Calvary Baptist student Dalon Thorn

Dalon Thorn, a 7th grade student at Calvary Baptist School in Slidell, was met with questions about being a gangster by the school's principal when he wore a braided hairstyle in May 2023.

The parents of a 7th grade student at Calvary Baptist private school in Slidell said they were dumbfounded last week when their son's decision to wear a braided hairstyle was met with questions about being a gangster by the school's principal.

"I picked him up, just like normal and asked how was your day? How did your friends like your braids?" Ashely Thorn said of her son, Dalon. "We’re driving out of the parking lot and he said the principal pulled him aside today and asked if his braids represented being a gangster."

The Thorns, a Black family of five who recently moved from Shreveport to the Slidell area, found the principal's questions troubling. Braided hair, they said, is widely normalized and not an infraction against school policy.

"You don't think you have to prep your child or even think of something like that for something that's so small," Thorn said.

The Thorns said they called principal Angelyn Mesman that afternoon and left a message with her staff, which went unreturned. The next morning, the parents met with Mesman in her office. 

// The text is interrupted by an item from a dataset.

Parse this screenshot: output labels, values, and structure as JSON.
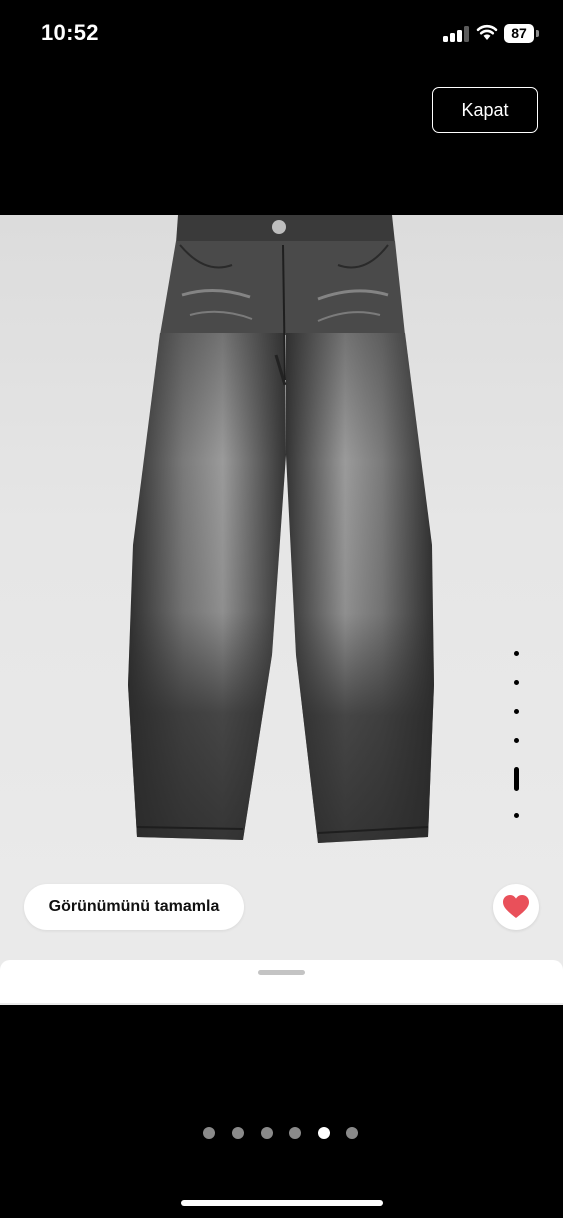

Mesman and John Brown, interim pastor at Calvary Baptist Church, declined to comment Thursday through the church secretary, after multiple attempts to reach them by phone and in person. 

In an audio recording of the meeting taken by the Thorns, Mesman said she pulled Dalon aside to avoid embarrassing him and said she wanted to know what his braids represented.

"I've never had a student wear their braids like that. I've had teachers personally come to me and ask about his hair and what I thought about it," Mesman says on the recording.

She continued: "I have seen children grow up in this school and I've seen them change, so I was just checking to see where we are. I just wanted to see his heart. Our culture is changing. Little boys used to have regular little haircuts."

Throughout the 16-minute discussion, Mesman repeatedly referenced a changing youth culture she feared Dalon could fall susceptible to.

“I'm seeing a lot of young people listening to a lot of rappers pushing for drugs and doing things opposite of Christ."

Still, the Thorns said they struggled to understand why their son’s hairstyle prompted him being pulled away during school time and questioned about his intentions.

Hairstyles commonly worn in the Black community have long been a source of contention in school and workplace settings. Last August, the Louisiana Legislature unanimously passed the CROWN Act, which makes it illegal for employers to discriminate against someone based on how they wear their hair.

A federal civil rights lawsuit was brought against a Catholic school in Jefferson Parish in 2018 when a Black student was sent home in tears for wearing hair extensions to school. The parents of the student dropped the suit after the school rescinded its policy. 

Calvary Baptist, a private tuition-based school for students in grades Pre-K-eighth, has specific grooming policies in its handbook. Braids aren’t mentioned as a dress code infraction, but “dreadlocks and afros over 3” are not acceptable.

With two days left of the school year, Dalon wasn’t told to remove his braids.

But the family said the principal's lack of cultural understanding is among the reasons they've decided to transfer Dalon to a new school next fall.